The Taxpayer Bill of Rights would allow voters to consider three proposed constitutional amendments on the presidential primary ballot in March 2016 – including an amendment reducing the maximum income tax rate allowed in that document from ten percent to five percent of income.
Our constitution has set the maximum income tax rate at ten percent for decades. But after our nationally-recognized efforts to reform and lower our tax rates paid off with a $445 million surplus this year, the need is clear to provide voters the opportunity to affirm those reforms. And lowering the maximum income tax rate to five percent will provide taxpayers with constitutional certainty that politicians will not be able to return to the tax-and-spend ways that left us with the Southeast’s highest taxes and multi-billion dollar deficits.

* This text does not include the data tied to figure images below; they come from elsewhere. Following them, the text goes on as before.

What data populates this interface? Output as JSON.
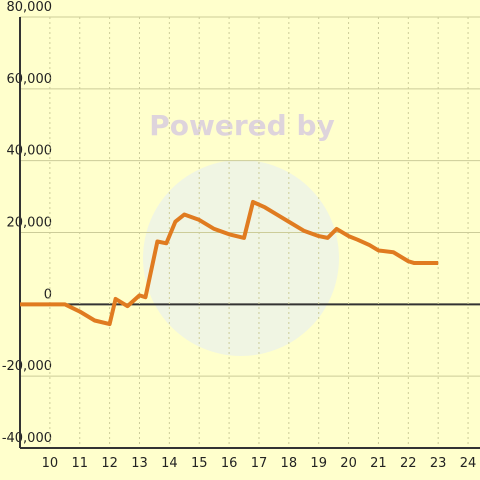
{
  "chart_data": {
    "type": "line",
    "watermark": "Powered by",
    "x": [
      9,
      10.5,
      11,
      11.5,
      12,
      12.2,
      12.6,
      13,
      13.2,
      13.6,
      13.9,
      14.2,
      14.5,
      15,
      15.5,
      16,
      16.5,
      16.8,
      17.2,
      17.6,
      18,
      18.5,
      19,
      19.3,
      19.6,
      20,
      20.3,
      20.7,
      21,
      21.5,
      22,
      22.2,
      23
    ],
    "series": [
      {
        "color": "#e07b20",
        "values": [
          0,
          0,
          -2000,
          -4500,
          -5500,
          1500,
          -500,
          2500,
          2000,
          17500,
          17000,
          23000,
          25000,
          23500,
          21000,
          19500,
          18500,
          28500,
          27000,
          25000,
          23000,
          20500,
          19000,
          18500,
          21000,
          19000,
          18000,
          16500,
          15000,
          14500,
          12000,
          11500,
          11500
        ]
      }
    ],
    "xlim": [
      9,
      24.4
    ],
    "xticks": [
      10,
      11,
      12,
      13,
      14,
      15,
      16,
      17,
      18,
      19,
      20,
      21,
      22,
      23,
      24
    ],
    "ylim": [
      -40000,
      80000
    ],
    "yticks": [
      {
        "value": -40000,
        "label": "-40,000"
      },
      {
        "value": -20000,
        "label": "-20,000"
      },
      0,
      {
        "value": 20000,
        "label": "20,000"
      },
      {
        "value": 40000,
        "label": "40,000"
      },
      {
        "value": 60000,
        "label": "60,000"
      },
      {
        "value": 80000,
        "label": "80,000"
      }
    ],
    "grid": true
  }
}
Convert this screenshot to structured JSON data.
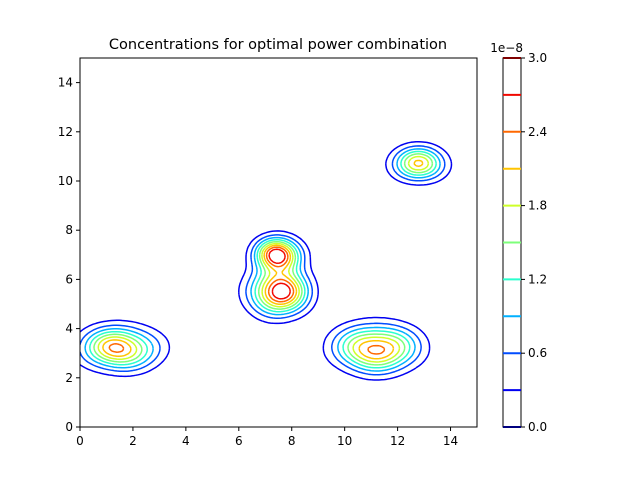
{
  "chart_data": {
    "type": "contour",
    "title": "Concentrations for optimal power combination",
    "xlabel": "",
    "ylabel": "",
    "xlim": [
      0,
      15
    ],
    "ylim": [
      0,
      15
    ],
    "x_ticks": [
      "0",
      "2",
      "4",
      "6",
      "8",
      "10",
      "12",
      "14"
    ],
    "y_ticks": [
      "0",
      "2",
      "4",
      "6",
      "8",
      "10",
      "12",
      "14"
    ],
    "colorbar": {
      "offset_label": "1e−8",
      "range": [
        0.0,
        3.0
      ],
      "tick_labels": [
        "0.0",
        "0.6",
        "1.2",
        "1.8",
        "2.4",
        "3.0"
      ],
      "tick_values": [
        0.0,
        0.6,
        1.2,
        1.8,
        2.4,
        3.0
      ],
      "levels": [
        0.0,
        0.3,
        0.6,
        0.9,
        1.2,
        1.5,
        1.8,
        2.1,
        2.4,
        2.7,
        3.0
      ],
      "level_colors": [
        "#00007f",
        "#0000f1",
        "#004cff",
        "#00b0ff",
        "#29ffce",
        "#7dff7a",
        "#ceff29",
        "#ffc400",
        "#ff6800",
        "#f10800",
        "#7f0000"
      ]
    },
    "sources": [
      {
        "x": 1.5,
        "y": 3.2,
        "peak": 2.5
      },
      {
        "x": 7.5,
        "y": 7.0,
        "peak": 3.0
      },
      {
        "x": 7.5,
        "y": 5.5,
        "peak": 3.0
      },
      {
        "x": 11.2,
        "y": 3.2,
        "peak": 2.7
      },
      {
        "x": 12.8,
        "y": 10.7,
        "peak": 2.0
      }
    ],
    "grid": false,
    "colormap": "jet"
  }
}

Voters would also consider a measure creating a responsible limit on the growth of state government spending by tying it to changes in population and inflation – which could only be exceeded with a two-thirds vote of the General Assembly – along with an amendment establishing a constitutionally-protected ‘Rainy Day’ fund that could only be used for true financial emergencies, like natural disasters.
We all know that government, just like families, ought to spend responsibly and save for hard times and unforeseen circumstances. But too many politicians have a hard time doing those things with taxpayer money. That’s why the Senate is proposing to give voters the chance to place these important protections in our state’s highest law.